Мы зашли в просторное, светлое помещение. Столы застланы белоснежными скатертями. На столах столбиками нарезанный хлеб. Дежурные уже разносили кастрюли, расставляли тарелки. Аппетитно пахло супом.
— Через пять минут начнется ужин. Сядем вот здесь, в углу, — предложила Наталья Сергеевна. — Их всех хорошо будет видно.

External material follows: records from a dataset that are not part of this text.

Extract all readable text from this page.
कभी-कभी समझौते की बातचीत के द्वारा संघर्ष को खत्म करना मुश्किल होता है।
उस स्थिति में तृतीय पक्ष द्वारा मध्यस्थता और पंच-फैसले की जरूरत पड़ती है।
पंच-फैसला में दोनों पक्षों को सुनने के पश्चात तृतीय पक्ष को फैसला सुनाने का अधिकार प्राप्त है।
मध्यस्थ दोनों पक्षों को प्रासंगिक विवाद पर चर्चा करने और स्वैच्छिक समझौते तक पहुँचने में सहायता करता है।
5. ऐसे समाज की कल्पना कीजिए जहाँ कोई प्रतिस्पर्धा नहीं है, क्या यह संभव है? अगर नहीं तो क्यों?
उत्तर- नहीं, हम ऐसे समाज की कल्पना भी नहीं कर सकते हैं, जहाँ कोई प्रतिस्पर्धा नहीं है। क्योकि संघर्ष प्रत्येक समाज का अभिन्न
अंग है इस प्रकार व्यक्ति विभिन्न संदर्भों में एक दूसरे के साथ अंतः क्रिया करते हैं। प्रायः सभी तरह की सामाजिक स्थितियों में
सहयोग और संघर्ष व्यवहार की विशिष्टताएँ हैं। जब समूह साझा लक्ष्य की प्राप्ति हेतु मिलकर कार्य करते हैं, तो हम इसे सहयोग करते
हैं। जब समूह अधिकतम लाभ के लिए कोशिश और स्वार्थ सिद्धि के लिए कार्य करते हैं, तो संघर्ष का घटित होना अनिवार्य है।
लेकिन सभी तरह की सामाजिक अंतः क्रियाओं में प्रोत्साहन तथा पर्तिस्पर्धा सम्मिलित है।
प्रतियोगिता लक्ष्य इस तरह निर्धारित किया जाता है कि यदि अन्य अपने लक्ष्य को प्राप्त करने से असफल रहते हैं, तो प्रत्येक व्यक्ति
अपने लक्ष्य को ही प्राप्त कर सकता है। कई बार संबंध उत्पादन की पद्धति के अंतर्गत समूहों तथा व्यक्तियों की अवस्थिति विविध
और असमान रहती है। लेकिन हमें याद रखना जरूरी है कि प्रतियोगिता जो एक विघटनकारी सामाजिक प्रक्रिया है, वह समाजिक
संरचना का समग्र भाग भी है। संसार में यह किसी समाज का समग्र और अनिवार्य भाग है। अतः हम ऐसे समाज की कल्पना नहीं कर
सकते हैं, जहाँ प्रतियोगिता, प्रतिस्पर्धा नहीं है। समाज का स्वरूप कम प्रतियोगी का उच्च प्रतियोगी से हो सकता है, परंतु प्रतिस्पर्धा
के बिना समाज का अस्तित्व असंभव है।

Ровно через пять минут в столовую начали заходить дети. Впереди всех шел белокурый крепыш в пионерском галстуке с тремя красными нашивками на рукаве рубашки.
— Это Саша, — подмигнула мне Наталья Сергеевна.
— Девочки, не шумите! — услышал я голос Саши.
Из группы девочек к нему подошла щупленькая, с белокурыми косичками девочка, что-то сказала ему потихоньку, и они вместе отошли в противоположный конец зала.
— А то Лена, его сестра, — сообщила воспитательница. — Она сегодня дежурная.
Вскоре столовая наполнилась шумными детскими голосами, бряцанием ложек и вилок. Начался ужин.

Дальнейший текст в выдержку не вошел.